Hier, vers 14h40, un incendie s'est déclaré au premier étage d'une maison de fortune située dans le district de Kepez, à Antalya. La fumée provenant du poêle en feu a rapidement envahi toute la maison. Les trois jeunes enfants, dont on a appris qu'ils étaient seuls, sont restés piégés au milieu des flammes. Alertés par les pleurs des enfants, les employés d'une épicerie située en face de la maison ont tenté d'intervenir avec des extincteurs.
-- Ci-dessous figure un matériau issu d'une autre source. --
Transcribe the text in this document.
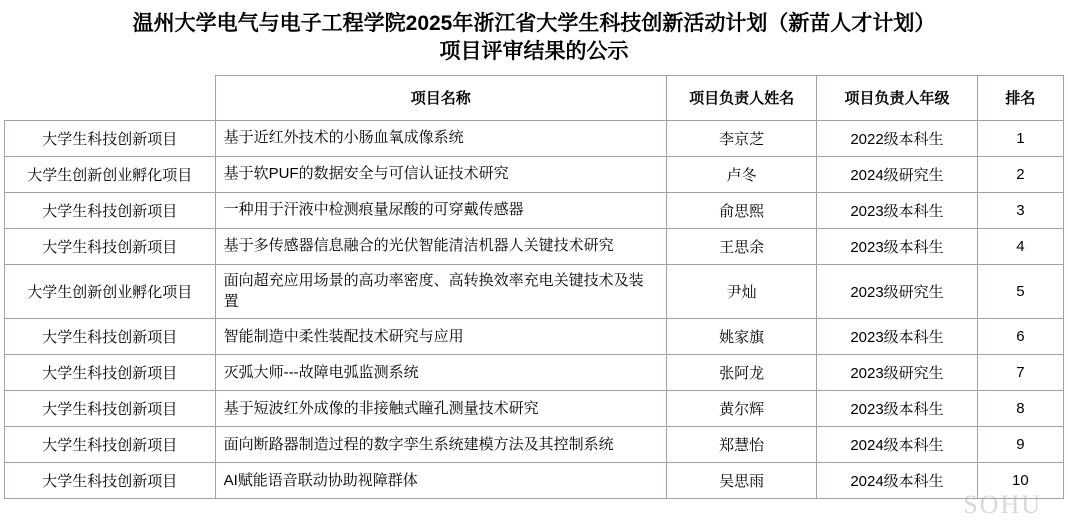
温州大学电气与电子工程学院2025年浙江省大学生科技创新活动计划（新苗人才计划）
项目评审结果的公示
	项目名称	项目负责人姓名	项目负责人年级	排名
大学生科技创新项目	基于近红外技术的小肠血氧成像系统	李京芝	2022级本科生	1
大学生创新创业孵化项目	基于软PUF的数据安全与可信认证技术研究	卢冬	2024级研究生	2
大学生科技创新项目	一种用于汗液中检测痕量尿酸的可穿戴传感器	俞思熙	2023级本科生	3
大学生科技创新项目	基于多传感器信息融合的光伏智能清洁机器人关键技术研究	王思余	2023级本科生	4
大学生创新创业孵化项目	面向超充应用场景的高功率密度、高转换效率充电关键技术及装置	尹灿	2023级研究生	5
大学生科技创新项目	智能制造中柔性装配技术研究与应用	姚家旗	2023级本科生	6
大学生科技创新项目	灭弧大师---故障电弧监测系统	张阿龙	2023级研究生	7
大学生科技创新项目	基于短波红外成像的非接触式瞳孔测量技术研究	黄尔辉	2023级本科生	8
大学生科技创新项目	面向断路器制造过程的数字孪生系统建模方法及其控制系统	郑慧怡	2024级本科生	9
大学生科技创新项目	AI赋能语音联动协助视障群体	吴思雨	2024级本科生	10
SOHU
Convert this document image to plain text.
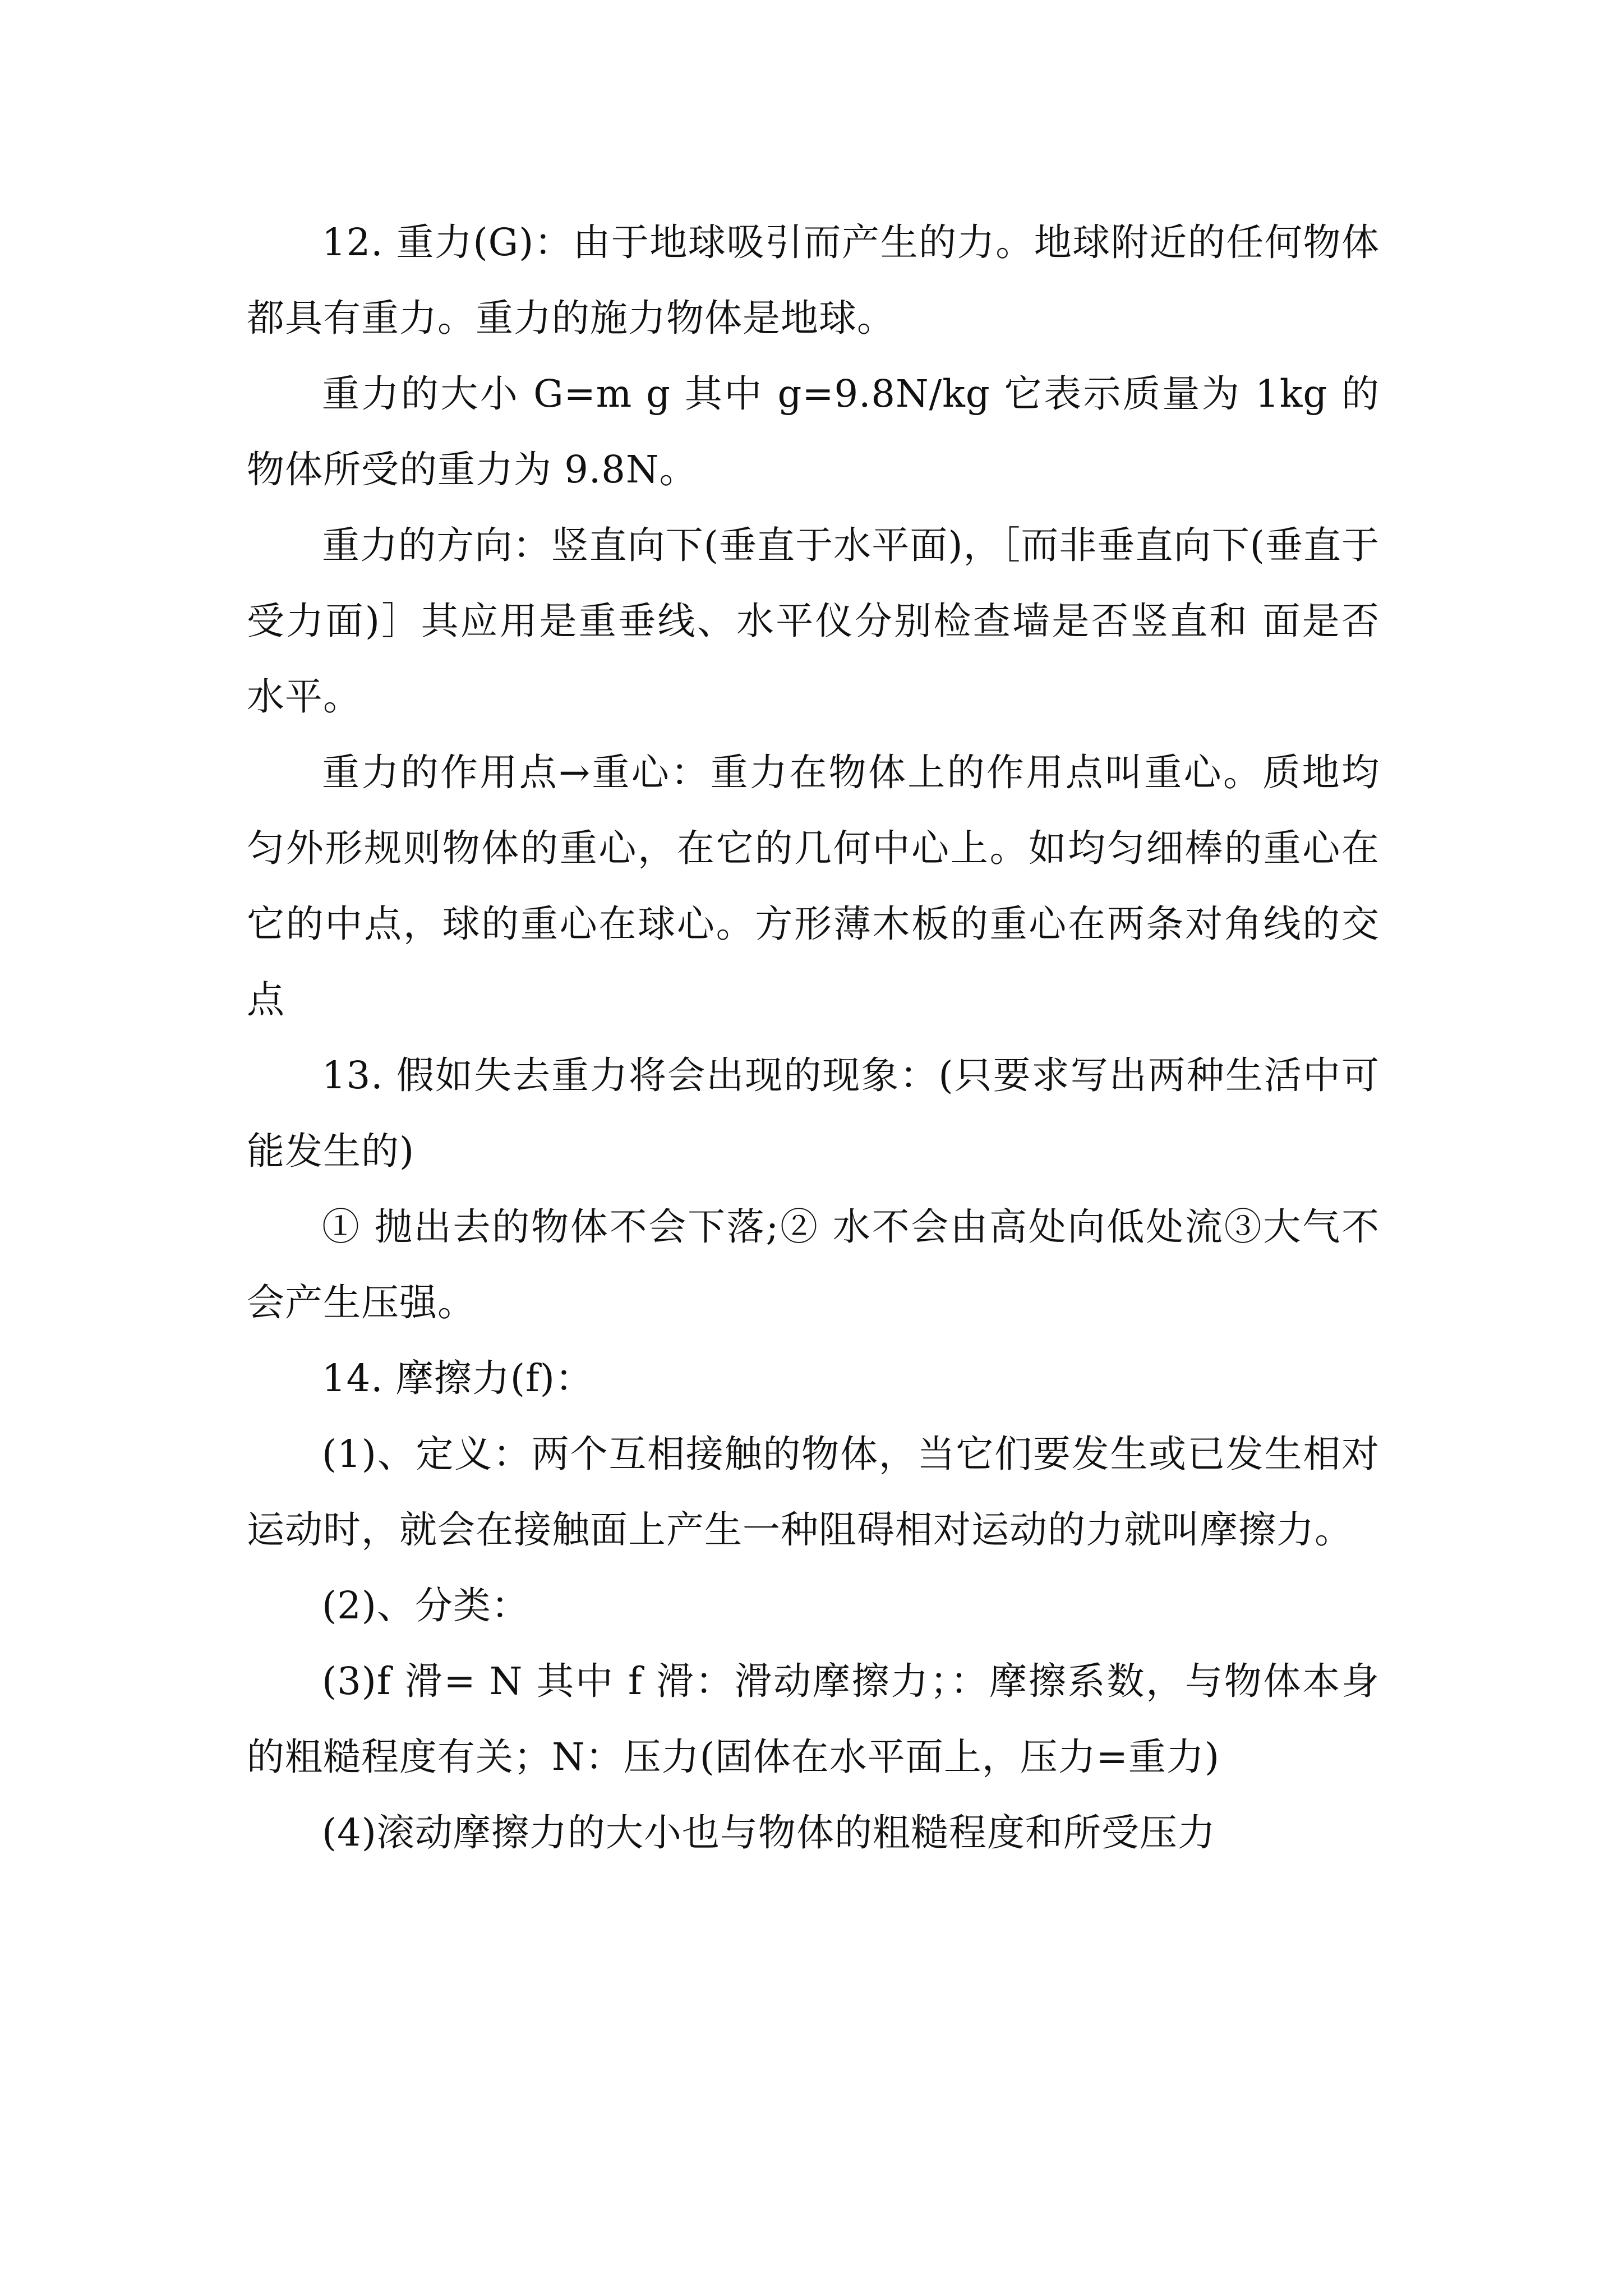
12. 重力(G)：由于地球吸引而产生的力。地球附近的任何物体都具有重力。重力的施力物体是地球。

重力的大小 G=m g 其中 g=9.8N/kg 它表示质量为 1kg 的物体所受的重力为 9.8N。

重力的方向：竖直向下(垂直于水平面)，［而非垂直向下(垂直于受力面)］其应用是重垂线、水平仪分别检查墙是否竖直和 面是否水平。

重力的作用点→重心：重力在物体上的作用点叫重心。质地均匀外形规则物体的重心，在它的几何中心上。如均匀细棒的重心在它的中点，球的重心在球心。方形薄木板的重心在两条对角线的交点

13. 假如失去重力将会出现的现象：(只要求写出两种生活中可能发生的)

① 抛出去的物体不会下落;② 水不会由高处向低处流③大气不会产生压强。

14. 摩擦力(f)：

(1)、定义：两个互相接触的物体，当它们要发生或已发生相对运动时，就会在接触面上产生一种阻碍相对运动的力就叫摩擦力。

(2)、分类：

(3)f 滑= N 其中 f 滑：滑动摩擦力；：摩擦系数，与物体本身的粗糙程度有关；N：压力(固体在水平面上，压力=重力)

(4)滚动摩擦力的大小也与物体的粗糙程度和所受压力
Les secours du 112 ont également été alertés. Les équipes du service d'incendie de la municipalité métropolitaine d'Antalya ont secouru les enfants pris au piège des flammes. Installés dans l'ambulance pour un contrôle de leur état de santé, les enfants ont exprimé leur peur.

À ce moment-là, l'un des enfants a exprimé son inquiétude en disant : « Ne m'emmenez nulle part, vous allez me faire quelque chose à l'hôpital ». Le pompier a alors tenté de le rassurer en disant : « Nous ne te ferons rien à l'hôpital, nous allons juste t'examiner ». Entendant le secouriste répondre : « Elle a peur que sa maman ne se fâche », le pompier a ajouté : « Ta maman va venir aussi, attends ». L'enfant de 8 ans a répondu : « Ma maman n'a pas d'argent ».

Ces instants ont été capturés par les caméras. Les images de la maison où vivaient les enfants ont une fois de plus mis en lumière la pauvreté. On a pu constater qu'il n'y avait même pas de fauteuil pour s'asseoir dans le salon.